Oh, for the love of football. I've seen people weep over wins and losses. Heard of people losing thousands of dollars on risky bets. Folks will sit and scream at a 42-inch screen or suffer through blizzards to cheer their teams. What's the hold this sport wields over millions? Surely there's some sensible reason.

Columnist Andy Rooney once asked, “How could any normal, reasonably intelligent human being be sad or wildly happy over the outcome of a football game between two professional football teams?”
He concluded at the close of his 1986 syndicated article, “If I can be made happy by a victory by a team of strangers because they wear blue uniforms instead of red and represent New York instead of Washington, why should I bother to work for real success?

“I have a heart, the poet Robert Browning would have said, 'too soon made glad.'”

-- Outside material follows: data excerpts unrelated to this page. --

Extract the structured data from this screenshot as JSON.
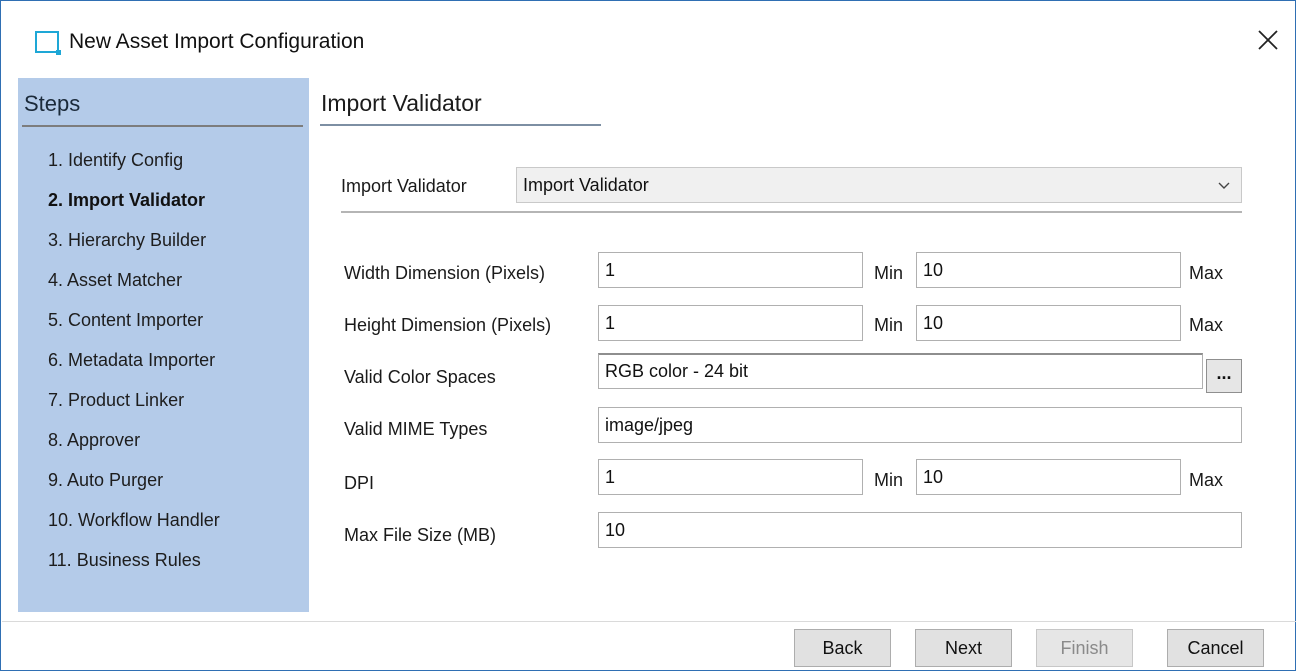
{
  "window": {
    "title": "New Asset Import Configuration",
    "app_icon": "window-icon",
    "close_icon": "close-icon"
  },
  "steps": {
    "heading": "Steps",
    "items": [
      {
        "label": "1. Identify Config",
        "active": false
      },
      {
        "label": "2. Import Validator",
        "active": true
      },
      {
        "label": "3. Hierarchy Builder",
        "active": false
      },
      {
        "label": "4. Asset Matcher",
        "active": false
      },
      {
        "label": "5. Content Importer",
        "active": false
      },
      {
        "label": "6. Metadata Importer",
        "active": false
      },
      {
        "label": "7. Product Linker",
        "active": false
      },
      {
        "label": "8. Approver",
        "active": false
      },
      {
        "label": "9. Auto Purger",
        "active": false
      },
      {
        "label": "10. Workflow Handler",
        "active": false
      },
      {
        "label": "11. Business Rules",
        "active": false
      }
    ]
  },
  "main": {
    "title": "Import Validator",
    "validator_select": {
      "label": "Import Validator",
      "value": "Import Validator"
    },
    "width": {
      "label": "Width Dimension (Pixels)",
      "min": "1",
      "min_label": "Min",
      "max": "10",
      "max_label": "Max"
    },
    "height": {
      "label": "Height Dimension (Pixels)",
      "min": "1",
      "min_label": "Min",
      "max": "10",
      "max_label": "Max"
    },
    "color_spaces": {
      "label": "Valid Color Spaces",
      "value": "RGB color - 24 bit",
      "button": "..."
    },
    "mime_types": {
      "label": "Valid MIME Types",
      "value": "image/jpeg"
    },
    "dpi": {
      "label": "DPI",
      "min": "1",
      "min_label": "Min",
      "max": "10",
      "max_label": "Max"
    },
    "max_file_size": {
      "label": "Max File Size (MB)",
      "value": "10"
    }
  },
  "footer": {
    "back": "Back",
    "next": "Next",
    "finish": "Finish",
    "cancel": "Cancel"
  },
  "colors": {
    "steps_panel_bg": "#b4cbe9",
    "window_border": "#2f6fb3",
    "icon_accent": "#1ea7d6"
  }
}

Is there nothing more lasting or personally pertinent from which we can enjoy such delight? Are there not more significant tragedies other than the loss of a game that should grieve us so deeply?
Sure there are! Still, the game itself is symbolic of such things in life and often helps us to stay emotionally alert so we are practiced up for feeling.

On the field it looks like uninhibited joy over simply crossing a little white chalk line. Such a feat will make a man dance like a fool. Ever celebrated the birth of a child? The victory dance looks similar for some daddies.

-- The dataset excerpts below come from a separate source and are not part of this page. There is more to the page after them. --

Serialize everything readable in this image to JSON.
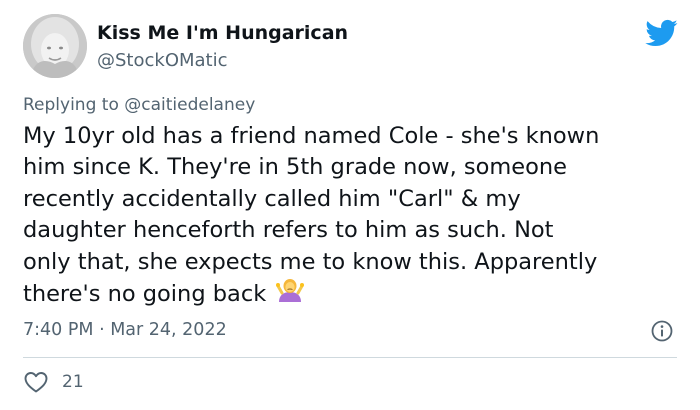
{
  "tweet": {
    "author": {
      "display_name": "Kiss Me I'm Hungarican",
      "handle": "@StockOMatic"
    },
    "replying_to": {
      "prefix": "Replying to",
      "mention": "@caitiedelaney"
    },
    "body_lines": [
      "My 10yr old has a friend named Cole - she's known",
      "him since K. They're in 5th grade now, someone",
      "recently accidentally called him \"Carl\" & my",
      "daughter henceforth refers to him as such. Not",
      "only that, she expects me to know this. Apparently",
      "there's no going back"
    ],
    "emoji": "person-shrugging-emoji",
    "timestamp": "7:40 PM · Mar 24, 2022",
    "like_count": "21"
  },
  "icons": {
    "brand": "twitter-bird-icon",
    "info": "info-icon",
    "like": "heart-icon"
  },
  "colors": {
    "text": "#0f1419",
    "secondary": "#536471",
    "brand_blue": "#1d9bf0",
    "divider": "#cfd9de"
  }
}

On the sidelines it looks like great sorrow when grown men bow their heads and drop tears as well as helmets as the clock ticks down to one more year without a title. Ever stood in an airport telling the love of your life goodbye and dreading the last call to board? Both the loss and the loneliness feel like a kick in the gut.

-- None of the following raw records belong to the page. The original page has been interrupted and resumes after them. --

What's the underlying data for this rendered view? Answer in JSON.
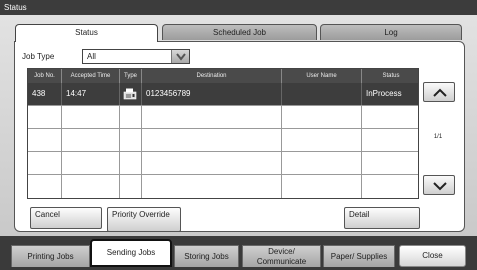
{
  "window": {
    "title": "Status"
  },
  "tabs": [
    {
      "label": "Status",
      "active": true
    },
    {
      "label": "Scheduled Job",
      "active": false
    },
    {
      "label": "Log",
      "active": false
    }
  ],
  "filter": {
    "label": "Job Type",
    "value": "All"
  },
  "table": {
    "columns": [
      "Job No.",
      "Accepted Time",
      "Type",
      "Destination",
      "User Name",
      "Status"
    ],
    "rows": [
      {
        "job_no": "438",
        "accepted_time": "14:47",
        "type_icon": "fax-icon",
        "destination": "0123456789",
        "user_name": "",
        "status": "InProcess",
        "selected": true
      }
    ],
    "empty_rows": 4
  },
  "pager": {
    "text": "1/1"
  },
  "actions": {
    "cancel": "Cancel",
    "priority_override": "Priority Override",
    "detail": "Detail"
  },
  "bottom_tabs": [
    {
      "label": "Printing Jobs",
      "active": false
    },
    {
      "label": "Sending Jobs",
      "active": true
    },
    {
      "label": "Storing Jobs",
      "active": false
    },
    {
      "label": "Device/ Communicate",
      "active": false
    },
    {
      "label": "Paper/ Supplies",
      "active": false
    }
  ],
  "close_label": "Close",
  "colors": {
    "header_bg": "#3c3c3c",
    "selected_row": "#3d3d3d",
    "panel_bg": "#d4d4d4"
  }
}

You see, football is about feeling. It's feeling hopeful when the season starts. Feeling confident in players you've never met, but trust more than your own Grandma Betsy. It's feeling shame and pride. The coaches, the team, the fans, the critics – they're all a community where football fanatics feel they fit.



“Upon further review,” it just makes sense to get excited, depressed, thrilled, defeated, grateful, broken, elated and deflated. As humans and football fans, we are made to feel. Besides, football is a good excuse for a man to cry and woman to rail and get away with it! Better in front of the big screen than on the freeway.